Monuments
Monastère de Santa Clara-a-Nova (Coimbra)
Le monastère de Santa Clara-a-Nova, à Coimbra, est un cénobe maniériste du XVIIe siècle qui abrite le tombeau de la Reine sainte Isabelle sur la colline…
Au sommet de la colline de la rive gauche du Mondego, dominant la ville de Coimbra, se dresse le monastère de Santa Clara-a-Nova. Construit au XVIIe siècle, il naquit d’une nécessité pratique et d’un dessein dévotionnel : offrir un abri sûr à la communauté des clarisses qui, pendant près de quatre siècles, avait lutté en vain contre les eaux qui inondaient leur ancien cénobe en contrebas, dans la plaine alluviale riveraine.
De la ruine à la colline
La vie des religieuses au monastère de Santa Clara-a-Velha était devenue intenable. Les crues périodiques du Mondego recouvraient progressivement l’édifice gothique de boue, contraignant la communauté à vivre à des étages successivement plus élevés. La décision de transférer le couvent sur un terrain haut et sec s’imposa comme inévitable.
Les travaux commencèrent en 1649, selon le projet du frère bénédictin João Torriano, ingénieur en chef du royaume et professeur de mathématiques à l’Université. Le nouveau monastère adopta un plan sobre et ordonné, avec une nette préférence pour les lignes droites et les volumes contenus, dans l’esthétique maniériste qui dominait l’architecture religieuse portugaise de l’époque. L’église fut consacrée en 1696, année où la communauté s’y installa définitivement. L’imposant cloître principal ne serait achevé qu’au XVIIIe siècle.
Le tombeau de la Reine sainte Isabelle
Le transfert eut un moment central : le transport des restes mortels de la Reine sainte Isabelle d’Aragon, épouse du roi Denis et principale protectrice des clarisses de Coimbra. La reine, morte en 1336 et canonisée en 1625, avait été inhumée dans l’ancien monastère, et son culte était déjà l’un des plus vivaces du royaume.
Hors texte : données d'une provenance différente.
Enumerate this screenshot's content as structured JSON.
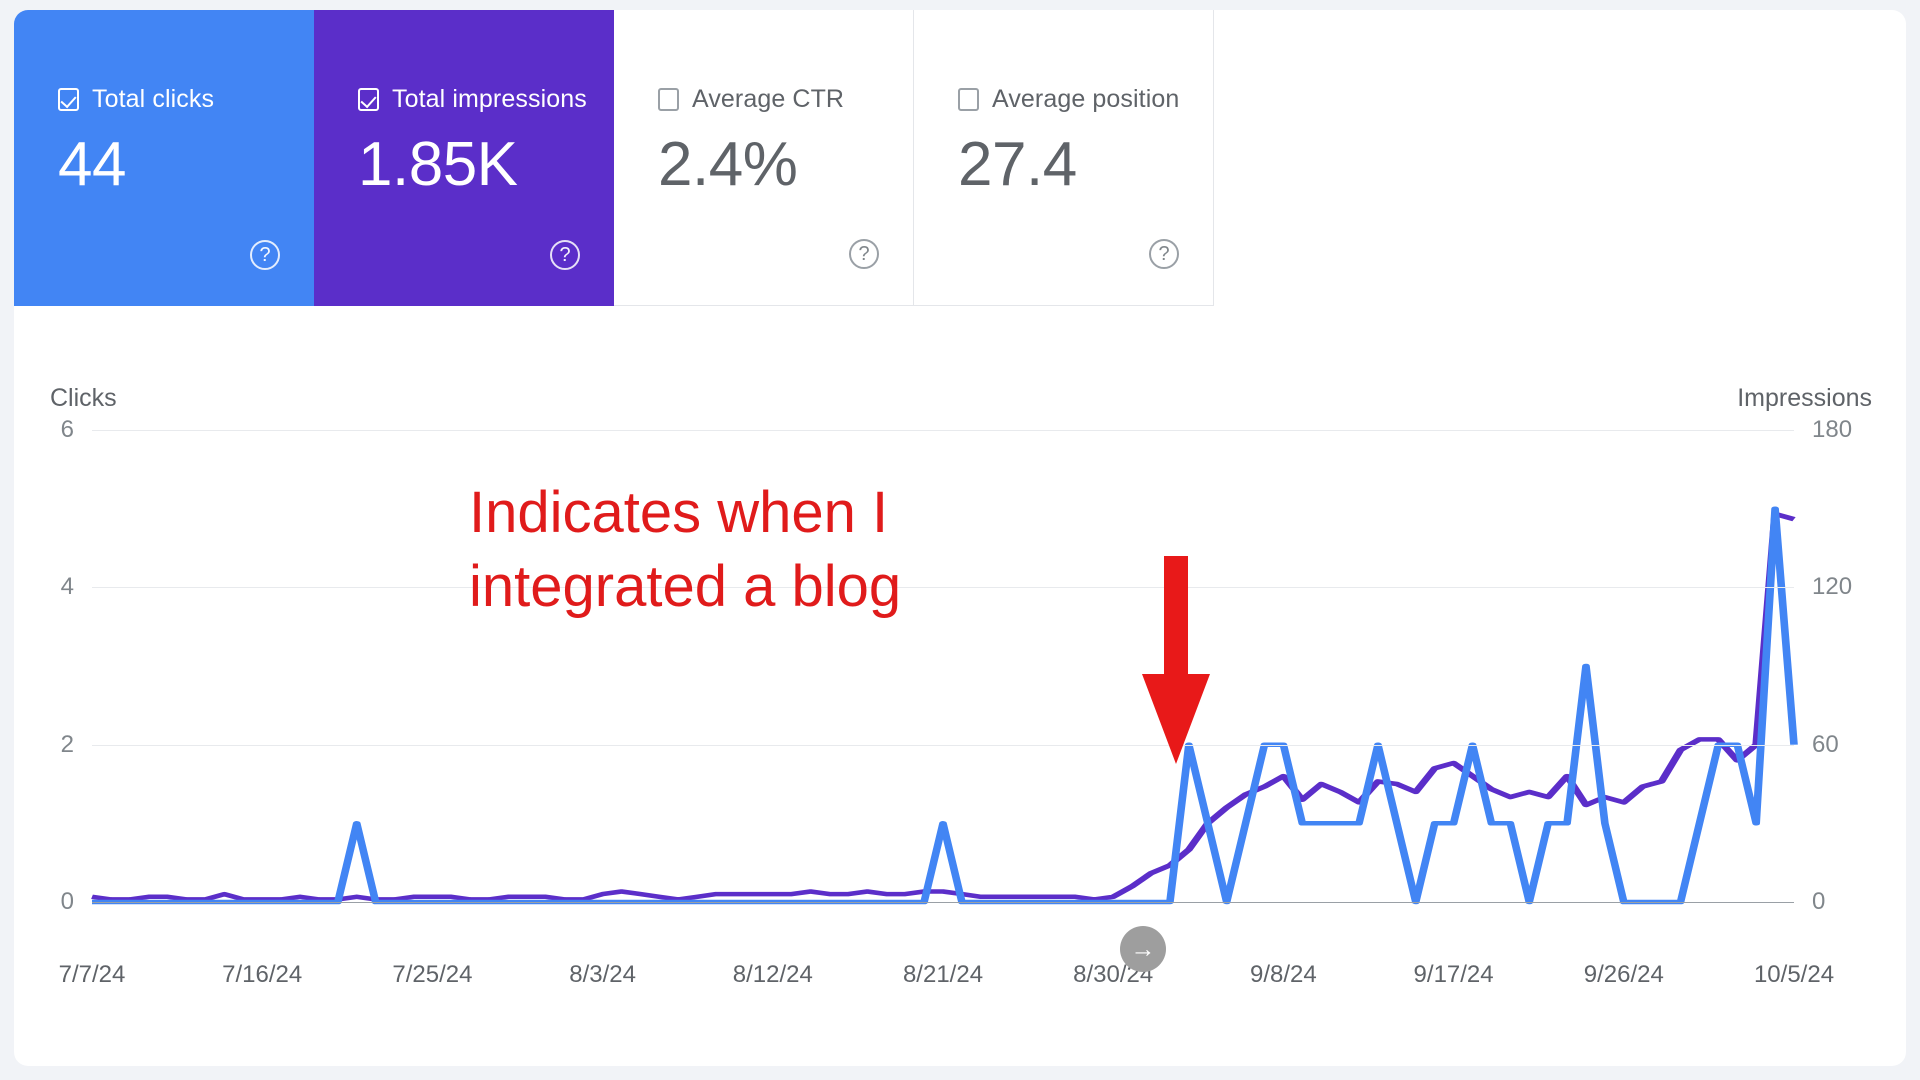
{
  "metrics": [
    {
      "id": "total-clicks",
      "label": "Total clicks",
      "value": "44",
      "checked": true,
      "selected": "clicks",
      "help": "?"
    },
    {
      "id": "total-impressions",
      "label": "Total impressions",
      "value": "1.85K",
      "checked": true,
      "selected": "impr",
      "help": "?"
    },
    {
      "id": "average-ctr",
      "label": "Average CTR",
      "value": "2.4%",
      "checked": false,
      "selected": "none",
      "help": "?"
    },
    {
      "id": "average-position",
      "label": "Average position",
      "value": "27.4",
      "checked": false,
      "selected": "none",
      "help": "?"
    }
  ],
  "annotation": {
    "text": "Indicates when I\nintegrated a blog",
    "color": "#e01b1b"
  },
  "expand_button": {
    "glyph": "→"
  },
  "colors": {
    "clicks": "#4285f4",
    "impressions": "#5b2ec9",
    "annotation": "#e01b1b",
    "grid": "#e8eaed"
  },
  "chart_data": {
    "type": "line",
    "title": "",
    "xlabel": "",
    "ylabel": "Clicks",
    "y2label": "Impressions",
    "ylim": [
      0,
      6
    ],
    "y2lim": [
      0,
      180
    ],
    "yticks": [
      6,
      4,
      2,
      0
    ],
    "y2ticks": [
      180,
      120,
      60,
      0
    ],
    "grid": true,
    "legend": "top",
    "x_tick_labels": [
      "7/7/24",
      "7/16/24",
      "7/25/24",
      "8/3/24",
      "8/12/24",
      "8/21/24",
      "8/30/24",
      "9/8/24",
      "9/17/24",
      "9/26/24",
      "10/5/24"
    ],
    "x_tick_index": [
      0,
      9,
      18,
      27,
      36,
      45,
      54,
      63,
      72,
      81,
      90
    ],
    "series": [
      {
        "name": "Clicks",
        "color": "#4285f4",
        "axis": "left",
        "values": [
          0,
          0,
          0,
          0,
          0,
          0,
          0,
          0,
          0,
          0,
          0,
          0,
          0,
          0,
          1,
          0,
          0,
          0,
          0,
          0,
          0,
          0,
          0,
          0,
          0,
          0,
          0,
          0,
          0,
          0,
          0,
          0,
          0,
          0,
          0,
          0,
          0,
          0,
          0,
          0,
          0,
          0,
          0,
          0,
          0,
          1,
          0,
          0,
          0,
          0,
          0,
          0,
          0,
          0,
          0,
          0,
          0,
          0,
          2,
          1,
          0,
          1,
          2,
          2,
          1,
          1,
          1,
          1,
          2,
          1,
          0,
          1,
          1,
          2,
          1,
          1,
          0,
          1,
          1,
          3,
          1,
          0,
          0,
          0,
          0,
          1,
          2,
          2,
          1,
          5,
          2
        ]
      },
      {
        "name": "Impressions",
        "color": "#5b2ec9",
        "axis": "right",
        "values": [
          2,
          1,
          1,
          2,
          2,
          1,
          1,
          3,
          1,
          1,
          1,
          2,
          1,
          1,
          2,
          1,
          1,
          2,
          2,
          2,
          1,
          1,
          2,
          2,
          2,
          1,
          1,
          3,
          4,
          3,
          2,
          1,
          2,
          3,
          3,
          3,
          3,
          3,
          4,
          3,
          3,
          4,
          3,
          3,
          4,
          4,
          3,
          2,
          2,
          2,
          2,
          2,
          2,
          1,
          2,
          6,
          11,
          14,
          20,
          30,
          36,
          41,
          44,
          48,
          39,
          45,
          42,
          38,
          46,
          45,
          42,
          51,
          53,
          48,
          43,
          40,
          42,
          40,
          48,
          37,
          40,
          38,
          44,
          46,
          58,
          62,
          62,
          54,
          60,
          148,
          146
        ]
      }
    ]
  }
}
Dans le nouveau sanctuaire, son corps fut placé dans une urne d’argent et de cristal sur le maître-autel, où il demeure une destination de pèlerinage. Le tombeau gothique d’origine — attribué au Maître Pero et taillé dans un seul bloc de pierre sur commande de la reine elle-même — fut installé dans le chœur bas des religieuses, accompagné de panneaux de bois polychrome relatant des épisodes de sa vie. L’ensemble fait du monastère un véritable sanctuaire de la Reine sainte, rôle renforcé par les fêtes qui lui sont consacrées dans la ville tous les deux ans.
Signification et classement
Le monastère de Santa Clara-a-Nova s’inscrit dans le réseau des grandes maisons monastiques qui ont marqué le paysage religieux de Coimbra, aux côtés du monastère de Santa Cruz et des institutions associées à l’Université. Classé Monument national en 1910, il fut occupé pendant des siècles par la communauté clarisse jusqu’à la mort de la dernière religieuse, en 1891, pour ensuite être associé à la Confrérie de la Reine sainte Isabelle.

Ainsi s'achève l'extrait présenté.